For some reason the latest PEW study, which finds that Christianity is in steady and accelerating decline, has provoked more than ordinary commentary this year. The latest comes from the Washington Post. The discussion does not even attempt to mount a defense of Christian belief, but bemoans the loss of ‘community.’

Here’s what really worries me: Few of these activities are as geared toward building deep relationships and communal support as the religious traditions the millennials are leaving behind. Actively participating in a congregation means embedding oneself in a community. This involves you in the lives of others and the other way around — their joys and sadnesses, connections and expectations. By leaving religion, we’re shrugging off the ties that bind, not just loosening them temporarily.

W-e-l-l-l … sort of.

As Catholicism shrinks and churches are closed, it’s a commonplace for journalists to visit a closing church and interview elderly congregants cast adrift by the prospect of their church closing. For many people it’s been the center of their life since childhood and, yes, their loss of community is disastrous; many will scarcely go out-of-doors, and only rarely speak to another human being, again.

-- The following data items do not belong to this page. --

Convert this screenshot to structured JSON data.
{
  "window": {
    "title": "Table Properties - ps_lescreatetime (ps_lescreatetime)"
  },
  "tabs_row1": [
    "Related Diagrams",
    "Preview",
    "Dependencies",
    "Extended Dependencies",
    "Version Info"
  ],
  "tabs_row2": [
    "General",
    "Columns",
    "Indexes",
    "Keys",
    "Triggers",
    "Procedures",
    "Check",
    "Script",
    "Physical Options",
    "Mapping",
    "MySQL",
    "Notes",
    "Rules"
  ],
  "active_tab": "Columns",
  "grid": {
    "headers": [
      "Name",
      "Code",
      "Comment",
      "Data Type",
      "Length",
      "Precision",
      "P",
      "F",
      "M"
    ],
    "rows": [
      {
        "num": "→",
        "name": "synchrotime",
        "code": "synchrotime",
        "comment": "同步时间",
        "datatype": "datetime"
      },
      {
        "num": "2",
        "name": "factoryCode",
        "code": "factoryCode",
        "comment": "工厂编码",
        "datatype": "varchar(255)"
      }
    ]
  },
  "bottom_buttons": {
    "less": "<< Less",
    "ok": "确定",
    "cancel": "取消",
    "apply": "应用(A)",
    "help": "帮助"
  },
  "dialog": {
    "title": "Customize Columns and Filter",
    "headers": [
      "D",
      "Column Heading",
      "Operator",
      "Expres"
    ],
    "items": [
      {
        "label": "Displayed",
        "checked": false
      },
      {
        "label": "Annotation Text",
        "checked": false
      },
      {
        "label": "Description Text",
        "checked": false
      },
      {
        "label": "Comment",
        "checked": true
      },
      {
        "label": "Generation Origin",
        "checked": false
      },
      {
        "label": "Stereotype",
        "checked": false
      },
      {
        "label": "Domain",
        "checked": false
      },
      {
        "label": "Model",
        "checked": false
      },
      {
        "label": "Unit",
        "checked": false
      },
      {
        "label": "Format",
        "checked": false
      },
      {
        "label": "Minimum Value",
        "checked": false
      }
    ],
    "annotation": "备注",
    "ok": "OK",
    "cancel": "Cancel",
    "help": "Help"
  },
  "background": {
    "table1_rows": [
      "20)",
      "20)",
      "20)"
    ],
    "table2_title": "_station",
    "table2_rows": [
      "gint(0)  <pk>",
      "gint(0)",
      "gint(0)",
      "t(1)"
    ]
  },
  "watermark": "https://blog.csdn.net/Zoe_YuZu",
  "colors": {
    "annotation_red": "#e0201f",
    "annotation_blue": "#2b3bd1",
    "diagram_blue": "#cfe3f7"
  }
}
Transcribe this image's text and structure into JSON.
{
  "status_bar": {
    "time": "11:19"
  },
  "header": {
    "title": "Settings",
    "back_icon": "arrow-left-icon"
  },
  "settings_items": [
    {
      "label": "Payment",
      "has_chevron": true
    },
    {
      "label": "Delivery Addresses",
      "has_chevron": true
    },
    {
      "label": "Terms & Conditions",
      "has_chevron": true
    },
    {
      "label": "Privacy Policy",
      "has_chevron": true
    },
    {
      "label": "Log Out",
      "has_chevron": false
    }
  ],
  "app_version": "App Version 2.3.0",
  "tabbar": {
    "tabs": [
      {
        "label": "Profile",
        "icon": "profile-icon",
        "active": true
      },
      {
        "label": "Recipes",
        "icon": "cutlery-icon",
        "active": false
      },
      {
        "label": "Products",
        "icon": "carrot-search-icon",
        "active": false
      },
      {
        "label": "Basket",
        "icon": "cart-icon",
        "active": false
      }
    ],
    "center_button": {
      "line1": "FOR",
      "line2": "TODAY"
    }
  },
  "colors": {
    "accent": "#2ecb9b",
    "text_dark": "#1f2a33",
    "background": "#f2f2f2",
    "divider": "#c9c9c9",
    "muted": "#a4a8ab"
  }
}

But there is a distinction to be made between Christianity as a belief and church as a community center; the loss of the former is a good thing, and the latter can be replaced.

From the story of The Fall, to Abraham’s near sacrifice of Isaac, to the story of The Flood, to the promised carnage of The Apocalypse, Christianity sends a single and degrading message: Y’all are no damn good, so shut up and do as you’re told — or else.

Christianity cannot flourish amongst the healthy; it needs sickness and insecurity, and demands self-abasement — and its ongoing decline should be celebrated. As for community, people have been organizing themselves into like-minded groups for millennia, and will doubtless manage to do so in the future without some blustery Holy Man wagging a finger at them.